We are currently advising a potential start-up group in Glasgow off the back of the recent Inner Level event, so If you live in or around Glasgow and want to get involved, just email Bill Kerry at email@example.com – thank you.
Starting this month in Hampshire, the local group continues to plan towards Professor Richard Wilkinson’s visit on 5th December, to talk about The Inner Level, and things are shaping up nicely by all accounts. Similarly, at the other end of the UK, My Fair Edinburgh has been ably supporting the organisation of two packed Inner Level events (with both Profs Wilkinson and Pickett) in Glasgow and Edinburgh which are about to happen as we go to press (STOP PRESS – both events very successful!).

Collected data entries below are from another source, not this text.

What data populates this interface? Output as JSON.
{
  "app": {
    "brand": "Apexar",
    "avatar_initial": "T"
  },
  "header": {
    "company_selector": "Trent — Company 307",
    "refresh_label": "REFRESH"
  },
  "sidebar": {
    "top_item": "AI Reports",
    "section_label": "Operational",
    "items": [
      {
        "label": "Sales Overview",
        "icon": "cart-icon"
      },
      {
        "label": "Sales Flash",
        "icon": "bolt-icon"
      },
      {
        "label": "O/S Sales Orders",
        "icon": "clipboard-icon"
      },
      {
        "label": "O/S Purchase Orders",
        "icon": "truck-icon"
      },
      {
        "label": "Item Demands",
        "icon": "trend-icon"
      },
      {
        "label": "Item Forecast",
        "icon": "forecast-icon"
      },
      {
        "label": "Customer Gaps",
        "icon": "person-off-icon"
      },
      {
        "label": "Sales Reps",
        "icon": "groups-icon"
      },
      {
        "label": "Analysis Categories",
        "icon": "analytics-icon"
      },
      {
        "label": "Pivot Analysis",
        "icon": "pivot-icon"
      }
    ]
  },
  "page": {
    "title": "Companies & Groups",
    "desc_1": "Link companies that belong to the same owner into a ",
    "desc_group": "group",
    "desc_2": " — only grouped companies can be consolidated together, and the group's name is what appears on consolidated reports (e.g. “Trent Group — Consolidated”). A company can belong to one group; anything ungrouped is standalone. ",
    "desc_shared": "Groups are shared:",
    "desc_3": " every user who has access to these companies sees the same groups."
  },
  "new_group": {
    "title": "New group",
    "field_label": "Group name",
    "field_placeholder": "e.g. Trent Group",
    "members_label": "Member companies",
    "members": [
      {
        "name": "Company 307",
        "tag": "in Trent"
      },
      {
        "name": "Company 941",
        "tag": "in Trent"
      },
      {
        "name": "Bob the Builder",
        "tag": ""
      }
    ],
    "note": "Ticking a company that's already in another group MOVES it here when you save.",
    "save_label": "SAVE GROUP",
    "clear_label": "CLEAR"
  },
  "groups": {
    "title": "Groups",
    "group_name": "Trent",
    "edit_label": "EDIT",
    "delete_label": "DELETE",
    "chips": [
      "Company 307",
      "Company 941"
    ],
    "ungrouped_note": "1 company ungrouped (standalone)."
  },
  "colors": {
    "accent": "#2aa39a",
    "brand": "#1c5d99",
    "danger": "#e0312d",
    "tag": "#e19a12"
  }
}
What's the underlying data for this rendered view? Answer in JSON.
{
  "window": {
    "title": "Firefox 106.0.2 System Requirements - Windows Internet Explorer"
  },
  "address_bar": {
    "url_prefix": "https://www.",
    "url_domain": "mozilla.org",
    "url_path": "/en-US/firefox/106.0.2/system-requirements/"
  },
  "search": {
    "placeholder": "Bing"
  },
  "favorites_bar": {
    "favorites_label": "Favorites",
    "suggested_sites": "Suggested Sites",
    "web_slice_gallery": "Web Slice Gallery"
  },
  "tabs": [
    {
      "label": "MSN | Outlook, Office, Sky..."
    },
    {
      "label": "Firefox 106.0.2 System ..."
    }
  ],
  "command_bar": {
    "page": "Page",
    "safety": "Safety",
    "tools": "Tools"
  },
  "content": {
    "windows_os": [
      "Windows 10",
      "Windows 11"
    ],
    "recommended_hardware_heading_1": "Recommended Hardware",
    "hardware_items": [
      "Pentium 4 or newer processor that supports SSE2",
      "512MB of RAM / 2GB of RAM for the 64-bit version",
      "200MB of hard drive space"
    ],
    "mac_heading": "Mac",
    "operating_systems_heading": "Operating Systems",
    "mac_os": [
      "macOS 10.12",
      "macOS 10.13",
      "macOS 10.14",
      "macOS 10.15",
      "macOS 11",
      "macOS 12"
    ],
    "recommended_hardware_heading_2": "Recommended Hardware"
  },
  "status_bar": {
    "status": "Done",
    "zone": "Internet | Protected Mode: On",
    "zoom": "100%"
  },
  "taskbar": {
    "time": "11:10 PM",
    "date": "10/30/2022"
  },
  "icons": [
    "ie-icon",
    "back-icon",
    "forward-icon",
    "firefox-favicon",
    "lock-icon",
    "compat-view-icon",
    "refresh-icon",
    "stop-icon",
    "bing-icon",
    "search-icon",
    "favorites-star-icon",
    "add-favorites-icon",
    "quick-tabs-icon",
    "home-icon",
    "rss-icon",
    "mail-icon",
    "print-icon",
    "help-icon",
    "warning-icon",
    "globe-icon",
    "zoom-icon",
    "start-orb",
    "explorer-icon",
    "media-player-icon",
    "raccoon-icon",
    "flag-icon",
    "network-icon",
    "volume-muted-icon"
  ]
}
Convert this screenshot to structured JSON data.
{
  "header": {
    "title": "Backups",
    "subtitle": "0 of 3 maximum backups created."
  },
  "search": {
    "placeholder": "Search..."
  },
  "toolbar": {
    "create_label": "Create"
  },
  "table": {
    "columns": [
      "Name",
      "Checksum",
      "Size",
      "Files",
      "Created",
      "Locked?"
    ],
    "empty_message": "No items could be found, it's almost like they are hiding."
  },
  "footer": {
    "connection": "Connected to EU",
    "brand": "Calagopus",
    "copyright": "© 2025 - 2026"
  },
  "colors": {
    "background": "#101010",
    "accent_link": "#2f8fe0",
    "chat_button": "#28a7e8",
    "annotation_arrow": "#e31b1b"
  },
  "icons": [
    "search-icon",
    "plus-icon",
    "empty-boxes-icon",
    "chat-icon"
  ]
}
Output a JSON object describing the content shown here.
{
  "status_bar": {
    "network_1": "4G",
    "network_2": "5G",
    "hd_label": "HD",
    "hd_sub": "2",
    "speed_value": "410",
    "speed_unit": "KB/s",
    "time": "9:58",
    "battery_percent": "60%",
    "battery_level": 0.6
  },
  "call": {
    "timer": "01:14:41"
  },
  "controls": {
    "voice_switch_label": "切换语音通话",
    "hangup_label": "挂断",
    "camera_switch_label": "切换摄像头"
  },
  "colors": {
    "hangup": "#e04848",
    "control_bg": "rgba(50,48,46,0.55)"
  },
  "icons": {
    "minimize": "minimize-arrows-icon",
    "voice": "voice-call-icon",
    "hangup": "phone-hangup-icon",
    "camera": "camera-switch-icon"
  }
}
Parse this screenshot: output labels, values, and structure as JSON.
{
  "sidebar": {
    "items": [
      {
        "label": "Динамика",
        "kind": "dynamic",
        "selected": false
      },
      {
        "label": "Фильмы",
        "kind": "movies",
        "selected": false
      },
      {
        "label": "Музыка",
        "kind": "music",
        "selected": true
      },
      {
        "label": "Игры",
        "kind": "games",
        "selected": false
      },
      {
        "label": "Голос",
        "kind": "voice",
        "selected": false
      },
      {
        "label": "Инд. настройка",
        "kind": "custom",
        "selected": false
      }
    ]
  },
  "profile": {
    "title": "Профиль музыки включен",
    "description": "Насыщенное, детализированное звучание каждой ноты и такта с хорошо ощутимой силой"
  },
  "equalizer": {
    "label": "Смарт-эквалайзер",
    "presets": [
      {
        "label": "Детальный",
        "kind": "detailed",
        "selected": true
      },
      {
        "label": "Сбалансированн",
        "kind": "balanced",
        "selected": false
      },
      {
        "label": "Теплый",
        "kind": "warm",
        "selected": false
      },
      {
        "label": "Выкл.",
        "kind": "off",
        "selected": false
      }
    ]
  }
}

Meanwhile, in the capital, My Fair London report a successful event with Professor Danny Dorling who outlined his “peak inequality” thesis. The group are now planning future speaker events as well as continuing with their borough-level campaigns using The Equality Trust’s Fairness Fifteen local manifesto and planning their activities for next year, including the development of a manifesto ahead of the next Mayoral election in 2020.
In Stoke & Staffs, the local equality alliance is planning towards its next meeting in November which will focus on producing a local charter based on shared aims and values. A key concern will be to include a wide diversity of voices from across the alliance and the community, especially those voices that are typically less heard.
Down in Dorset, the local group hosted a screening of The Divide documentary in Dorchester and report the beginnings of a supporter base in mid/west Dorset. There is also an ongoing conversation with Dorset County Council around the Fairness Fifteen manifesto and a recent conference with Professor Danny Dorling and others in Weymouth. This addressed the fact that Portland/Weymouth is now acknowledged to have the lowest average wage in the UK which makes Dorset a true microcosm of the wider, massive UK economic divide.
Over to the east, the Cambridge group is pursuing a group of local projects supported by regular monthly ‘Meetups’, social events where supporters new and old are invited to register interest in assisting specific projects. The group also held its AGM where many new people were elected before hearing a talk by Robert Porrer on the interface between school and work and the challenges faced by disadvantaged students. The group also took part in the large Volunteers’ Fair on Saturday 20th, which was a good opportunity to spread the equality message and recruit further support.
And finally, in Oswestry, the local group has re-branded as ‘Equality Oswestry’ and has adopted the tagline of Supporting Equality and Diversity as it seeks to grow in the town.